La plupart des guerres sont des guerres de conquêtes. Vous voyez quelque chose dont vous avez envie, et vous le prenez. Si vous devez faire la guerre pour l'obtenir, alors vous faites la guerre. Ce fut le cas en Bosnie. Les aventuriers serbes saisirent l'opportunité d'utiliser l'aspiration naturelle du peuple serbe à retrouver son identité nationale, pour créer une Serbie plus grande, assouvissant ainsi leurs ambitions personnelles. Tant qu'il ne sera pas mis fin à la souffrance et au désespoir des peuples, et à l'infériorité de leur situation, en d'autres termes tant que le monde en voie de développement ne pourra manger, grandir, et vivre une vie décente, il ne pourra y avoir de paix dans le monde. Et la première condition à l'établissement de la paix dans le monde est le partage des ressources mondiales.

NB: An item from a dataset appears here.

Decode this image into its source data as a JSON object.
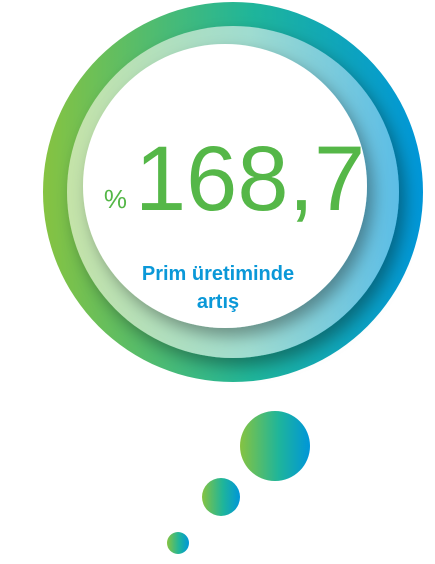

L'instauration de ce système de partage sera probablement la condition la plus facile à réaliser. Il est difficile d'apprendre aux hommes à aimer ; il est difficile de faire régner la fraternité humaine ; mais il est aisé de partager les ressources mondiales : c'est une question de distribution, rien de plus. Les ressources existent, la science et la technologie aussi ; personne n'est obligé de s'en passer. Cela signifie que l'humanité doit accepter un certain degré d'unité, qui fera apparaître comme une vérité normale et évidente que la seule voie vers la paix réside dans le partage des ressources mondiales.
Dès lors, tout le monde se sentira mieux ; les peuples des pays du tiers monde, bien sûr, mais aussi ceux des pays développés, dont la santé et la conscience ne s'en porteront que mieux, et qui se sentiront beaucoup moins coupables. Les crimes et la toxicomanie diminueront. Les villes deviendront beaucoup plus saines et plus agréables à vivre, et délivrées de la menace des agressions et des meurtres. Le partage est une priorité, parce que si nous ne le réalisons pas, nous détruirons le monde. Les tensions sont si fortes de nos jours, les aventuriers démagogues si enclins à mobiliser les aspirations et les forces nationalistes, les armes si faciles à obtenir des pays développés et de plus en plus sophistiquées et puissantes, qu'il devient de plus en plus difficile et dangereux de circonscrire la moindre petite guerre.
C'est ce que les Nations unies ont constaté en Bosnie, à la suite de trois ans et demi d'indifférence, et de leur manque de volonté politique face à ce qui s'imposait de faire : réunir assez d'argent afin de créer une force militaire suffisamment puissante pour qu'une armée de l'ONU se rende en Bosnie mettre fin aux activités d'aventuriers comme Milosevic et Karadzic. En intervenant dès le début, l'ONU aurait pu empêcher que s'amplifie la guerre en Bosnie. Malgré d'énormes difficultés, un premier pas vers la paix est en voie d'être réalisé. Il faut une volonté politique pour instaurer une véritable force de l'ONU, avec une armée, des avions, des généraux, animée du désir de mettre un terme à ce genre de guerre. Les Maîtres croient en la paix. Personne ne peut expliquer le rôle de la paix aussi bien qu'un Maître. Mais les Maîtres sont réalistes. Ils savent que seule une force des Nations unies suffisamment armée aurait pu mettre fin au conflit et empêcher l'extermination de tant d'individus en Bosnie ainsi que le vol de leur pays par les Serbes.
La culpabilité et la peur
« L'élimination de la culpabilité et de la peur, la purification du cœur et de l'esprit des hommes. »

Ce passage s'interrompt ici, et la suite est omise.